The crowds were significantly smaller in Jerusalem—the museums were less popular than the Mars simulators or see-through Atlantis—but Ellis was captivated as he walked the timeline of humanity’s religious history from prehistoric burial mounds containing personal items that suggested a belief in an afterlife, to the last active church in El Grullo, Mexico—eventually destroyed by the Great Tempest. Ellis entered holos where he could stand in churches, temples, and mosques and listen to sermons about the growing apathy toward God or experience virtual battlefields so realistic that he jumped out to avoid being sick. The Three Miracles and the ISP were responsible for the final eradication of war, but religion had disappeared much sooner, and the cause was far less definitive. Organized belief wasn’t outlawed. There had been no discovery refuting the faithful’s claims, no great atheistic crusade. Religion, it seemed, had just been forgotten.
Each night Ellis returned to Wegener with Pol, to a room as spartan as the home of Geo-24. Ellis didn’t care; he just wanted a place to be alone. The grueling schedule kept him joined with Pol like a newlywed couple on their honeymoon, and Ellis was growing weary of both Pol and the tour. He’d recovered from his surgery, but told Pol he was still suffering from fatigue just to get a break.
He spilled the contents of his backpack on the bed and sat like a kid on Halloween night, looking through his haul. The flashlight, his compass, water purifier, first-aid kit, matches, rain gear—still in the bag with the Target store label. This was all he had left. Spotting a bag of peanut M&M’S, he tore it open and popped a red one in his mouth, savoring the taste of the twenty-first century like never before.
In the last few days, Ellis had seen marvels. He’d traveled to the depths of the ocean and outside the solar system such that he could spit in the eye of the meager accomplishments of the Mercury Seven. He’d gained what he’d come for—a cure, a new lease on life. Looking at the cheap assortment of sporting-goods-store junk, Ellis could only think about what he’d lost. He longed for a good cheeseburger, a normal toilet, and the sound of traffic or his computer booting. Even the things he used to hate he missed: endless commercials, driving in traffic, the sound of his cellphone, even the vicious fighting between Republicans and Democrats. What movies had he missed? What achievements? What disasters?

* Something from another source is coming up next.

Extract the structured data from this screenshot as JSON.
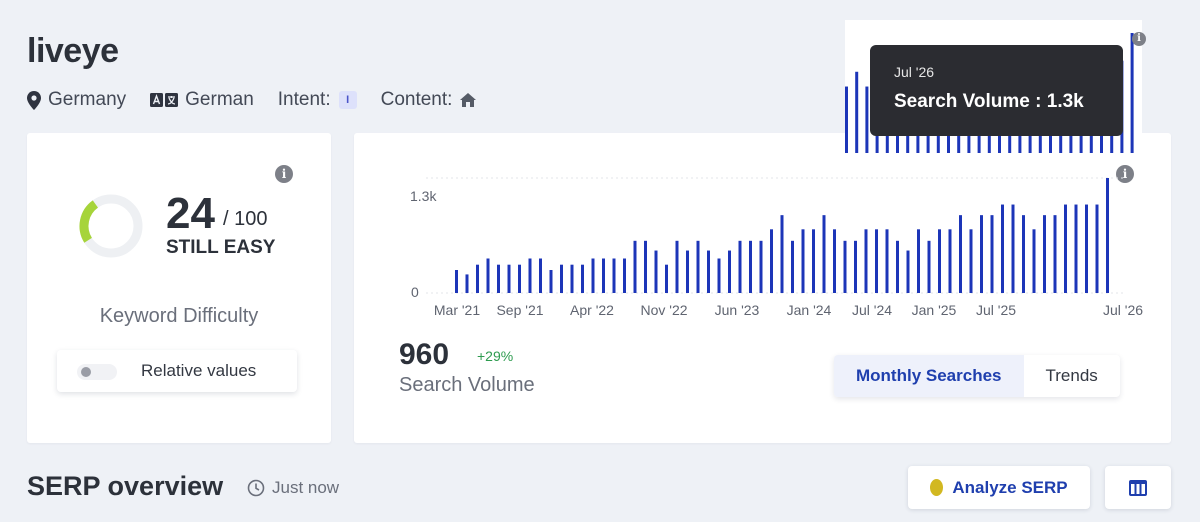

He popped another candy in his mouth, closed his eyes, and saw himself helping Isley with his math homework. Then he was shopping with Peggy for a television, then just raking leaves on a Sunday afternoon. Memories—perfection in an airtight glass—frozen in untarnished beauty.
He spotted the glint of gold under the raincoat—Peggy’s rings. He reached into his pocket. Ellis still carried his wallet and phone, though he didn’t know why. He just couldn’t bring himself to discard anything. He flipped past his license to the photos of Peggy and Isley. Fuzzy, pocket-scarred—he should have brought more pictures. Why didn’t he bring pictures?